71 Oliver Twist - Charles Dickens - X
72 Dracula - Bram Stoker - And yet another. I vaguely remember starting to read it, but cannot remember if I finished.
73 The Secret Garden - Frances Hodgson Burnett - I know I read something vaguely secretive and gardeny once, but I don't know if it was this.
74 Notes From A Small Island - Bill Bryson
75 Ulysses - James Joyce - Some Joyce, but not this.
76 The Inferno - Dante
77 Swallows and Amazons - Arthur Ransome
78 Germinal - Emile Zola
79 Vanity Fair - William Makepeace Thackeray
80 Possession - AS Byatt
81 A Christmas Carol - Charles Dickens - X - Read it *and* several adaptations (the best of which is 'Adaptation' by Connie Willis) *and* seen several film adaptations too, one with Muppets.

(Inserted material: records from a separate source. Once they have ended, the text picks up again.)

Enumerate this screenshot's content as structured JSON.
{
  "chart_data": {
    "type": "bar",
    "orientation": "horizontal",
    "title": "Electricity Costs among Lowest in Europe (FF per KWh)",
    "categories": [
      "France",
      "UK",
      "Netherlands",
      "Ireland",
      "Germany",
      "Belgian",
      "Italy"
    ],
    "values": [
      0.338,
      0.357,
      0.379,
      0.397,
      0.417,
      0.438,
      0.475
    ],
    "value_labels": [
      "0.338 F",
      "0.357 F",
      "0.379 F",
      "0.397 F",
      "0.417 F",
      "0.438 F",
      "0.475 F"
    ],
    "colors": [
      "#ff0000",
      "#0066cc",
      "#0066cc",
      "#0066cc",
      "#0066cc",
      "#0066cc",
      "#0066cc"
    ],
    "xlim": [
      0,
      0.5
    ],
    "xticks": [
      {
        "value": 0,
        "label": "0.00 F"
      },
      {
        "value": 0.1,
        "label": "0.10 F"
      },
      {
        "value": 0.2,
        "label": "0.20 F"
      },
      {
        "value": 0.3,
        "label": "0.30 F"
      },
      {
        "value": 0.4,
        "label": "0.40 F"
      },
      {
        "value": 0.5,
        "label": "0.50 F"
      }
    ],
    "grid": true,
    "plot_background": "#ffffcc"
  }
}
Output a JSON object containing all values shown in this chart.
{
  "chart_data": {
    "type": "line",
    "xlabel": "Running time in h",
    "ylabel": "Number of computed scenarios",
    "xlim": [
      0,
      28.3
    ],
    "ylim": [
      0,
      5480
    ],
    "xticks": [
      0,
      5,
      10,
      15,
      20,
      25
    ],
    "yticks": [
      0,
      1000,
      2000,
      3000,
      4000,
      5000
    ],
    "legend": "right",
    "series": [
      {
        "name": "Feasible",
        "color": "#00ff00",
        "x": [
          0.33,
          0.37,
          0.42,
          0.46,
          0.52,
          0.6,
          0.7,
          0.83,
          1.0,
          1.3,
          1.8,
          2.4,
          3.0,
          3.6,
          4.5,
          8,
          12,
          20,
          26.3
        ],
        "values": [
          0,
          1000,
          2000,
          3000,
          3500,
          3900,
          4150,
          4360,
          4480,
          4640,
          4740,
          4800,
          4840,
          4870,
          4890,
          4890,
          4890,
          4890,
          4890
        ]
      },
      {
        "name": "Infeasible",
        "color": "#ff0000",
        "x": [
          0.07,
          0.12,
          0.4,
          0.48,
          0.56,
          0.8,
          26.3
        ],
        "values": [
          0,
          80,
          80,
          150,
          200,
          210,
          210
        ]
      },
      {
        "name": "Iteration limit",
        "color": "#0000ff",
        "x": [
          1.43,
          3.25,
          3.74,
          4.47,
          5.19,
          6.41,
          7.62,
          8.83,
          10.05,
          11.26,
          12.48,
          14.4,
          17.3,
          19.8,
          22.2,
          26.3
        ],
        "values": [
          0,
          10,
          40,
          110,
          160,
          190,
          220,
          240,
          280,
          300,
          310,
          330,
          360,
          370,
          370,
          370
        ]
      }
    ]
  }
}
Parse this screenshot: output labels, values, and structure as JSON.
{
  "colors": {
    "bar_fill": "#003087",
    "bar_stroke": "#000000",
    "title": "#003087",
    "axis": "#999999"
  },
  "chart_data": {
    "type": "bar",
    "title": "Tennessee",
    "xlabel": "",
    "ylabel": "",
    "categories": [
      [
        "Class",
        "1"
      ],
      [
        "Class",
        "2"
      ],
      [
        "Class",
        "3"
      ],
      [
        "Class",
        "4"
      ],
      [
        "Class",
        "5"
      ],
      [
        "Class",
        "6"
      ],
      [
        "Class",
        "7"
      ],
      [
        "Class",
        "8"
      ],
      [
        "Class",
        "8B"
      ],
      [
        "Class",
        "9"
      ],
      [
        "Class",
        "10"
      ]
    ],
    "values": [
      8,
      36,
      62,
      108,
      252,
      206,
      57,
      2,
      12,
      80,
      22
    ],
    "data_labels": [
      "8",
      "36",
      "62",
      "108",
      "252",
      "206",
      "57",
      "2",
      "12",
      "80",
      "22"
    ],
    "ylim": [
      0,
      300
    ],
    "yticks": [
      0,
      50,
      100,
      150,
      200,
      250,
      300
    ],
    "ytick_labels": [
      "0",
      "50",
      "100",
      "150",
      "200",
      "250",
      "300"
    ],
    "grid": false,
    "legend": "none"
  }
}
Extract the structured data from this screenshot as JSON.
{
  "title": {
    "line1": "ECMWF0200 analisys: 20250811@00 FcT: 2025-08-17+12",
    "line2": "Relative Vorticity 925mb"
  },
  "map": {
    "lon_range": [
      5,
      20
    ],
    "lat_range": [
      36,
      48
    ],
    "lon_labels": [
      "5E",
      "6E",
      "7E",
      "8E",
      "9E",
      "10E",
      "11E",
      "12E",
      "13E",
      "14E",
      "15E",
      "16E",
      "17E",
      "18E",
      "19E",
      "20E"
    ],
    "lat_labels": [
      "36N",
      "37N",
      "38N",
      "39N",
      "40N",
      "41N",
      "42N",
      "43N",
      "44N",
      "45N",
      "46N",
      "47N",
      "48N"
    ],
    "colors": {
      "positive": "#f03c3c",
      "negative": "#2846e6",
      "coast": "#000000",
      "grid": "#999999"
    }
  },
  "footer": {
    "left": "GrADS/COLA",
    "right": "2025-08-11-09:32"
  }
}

82 Cloud Atlas - David Mitchell
83 The Color Purple - Alice Walker
84 The Remains of the Day - Kazuo Ishiguro
85 Madame Bovary - Gustave Flaubert
86 A Fine Balance - Rohinton Mistry
87 Charlotte’s Web - EB White - X - Read it and was in the play. I was in a lot of plays in high school. I had the largest male role that did not belong to an animal character, as I recall. Farmer Guy, I think his name was.
88 The Five People You Meet In Heaven - Mitch Albom
89 Adventures of Sherlock Holmes - Sir Arthur Conan Doyle - X - I have read enough various Sherlock Holmes stories over the years that I feel I can safely say I have read of his Adventures, published in that specific title or no.
90 The Faraway Tree Collection - Enid Blyton
91 Heart of Darkness - Joseph Conrad - Nor have I seen Apocalypse Now. I did see the Animaniacs parody of same, though. (And I have read other things by Conrad.)
92 The Little Prince - Antoine De Saint - X
93 The Wasp Factory - Iain Banks
94 Watership Down - Richard Adams - X
95 A Confederacy of Dunces - John Kennedy Toole
96 A Town Like Alice - Nevil Shute
97 The Three Musketeers - Alexandre Dumas - X - I quite like this book, though I like the pastiche that Steven Brust wrote in his Dragaera setting a little more.
98 Hamlet - William Shakespeare - X
99 Charlie and the Chocolate Factory - Roald Dahl - X - The Great Glass Elevator is better. I think. It's been forever. James and the Giant Peach is better than both of them put together, though.